Durant ces quinze jours d’isolement dans les cellules étroites du sous-sol, nous passions notre temps à chasser les poux qui avaient envahis nos cheveux et nos vêtements. Là aussi, des anciens prisonniers arrivaient à nous faire parvenir de la poudre DDT pour nous débarrasser de ces bestioles.
Au 15e jour, on me transféra à la salle 27. Nous étions quarante pour une salle d’à peu près 30 m2 dont au moins 5 m2 étaient constitués par les WC et le bassin. La sortie dans la cour était quotidienne. Elle durait 40 minutes, sous une stricte surveillance.
L’ambiance à la prison variait selon ce qui se passait à l’extérieur. Durant la période des pourparlers entre le FIS et le pouvoir, la répression était moindre et le moral des détenus remontait, dans l’espoir que cette guerre se termine et que nous soyons libérés. Mais dès que les pourparlers étaient interrompus, la répression des gardiens reprenait de plus belle.

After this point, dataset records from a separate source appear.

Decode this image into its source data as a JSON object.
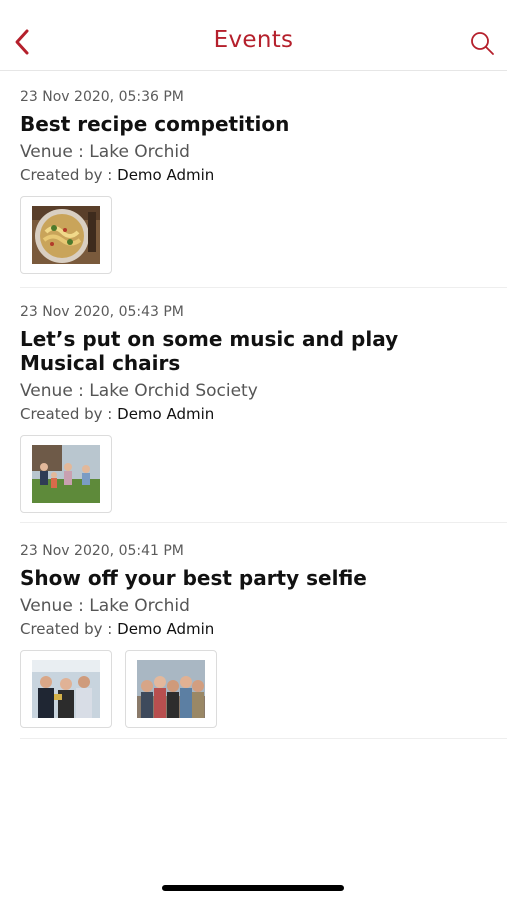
{
  "header": {
    "title": "Events",
    "back_icon": "chevron-left-icon",
    "search_icon": "search-icon",
    "accent": "#b5202c"
  },
  "events": [
    {
      "datetime": "23 Nov 2020, 05:36 PM",
      "title": "Best recipe competition",
      "venue": "Venue : Lake Orchid",
      "created_by_label": "Created by :",
      "created_by_name": "Demo  Admin",
      "photos": [
        "pasta-dish-photo"
      ]
    },
    {
      "datetime": "23 Nov 2020, 05:43 PM",
      "title": "Let’s put on some music and play Musical chairs",
      "venue": "Venue : Lake Orchid Society",
      "created_by_label": "Created by :",
      "created_by_name": "Demo  Admin",
      "photos": [
        "outdoor-party-photo"
      ]
    },
    {
      "datetime": "23 Nov 2020, 05:41 PM",
      "title": "Show off your best party selfie",
      "venue": "Venue : Lake Orchid",
      "created_by_label": "Created by :",
      "created_by_name": "Demo  Admin",
      "photos": [
        "party-group-photo",
        "group-selfie-photo"
      ]
    }
  ]
}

C’était le directeur lui-même ou son adjoint qui la menaient, entourés de leurs sbires qu’ils lâchaient comme des chiens contre les prisonniers politiques. Je me rappellerais toujours de certains gardiens tortionnaires qui étaient les hommes de main de l’administration. Ils étaient connus pour leur sauvagerie et leur bestialité. Certains sont connus seulement par leurs surnoms. Je citerais les sinistres Gaufretta, l’araignée (Selsaf Ramdane), Bouamra, Sakker, Aïssa El Fassouk, Droppy, etc. De véritables animaux enragés.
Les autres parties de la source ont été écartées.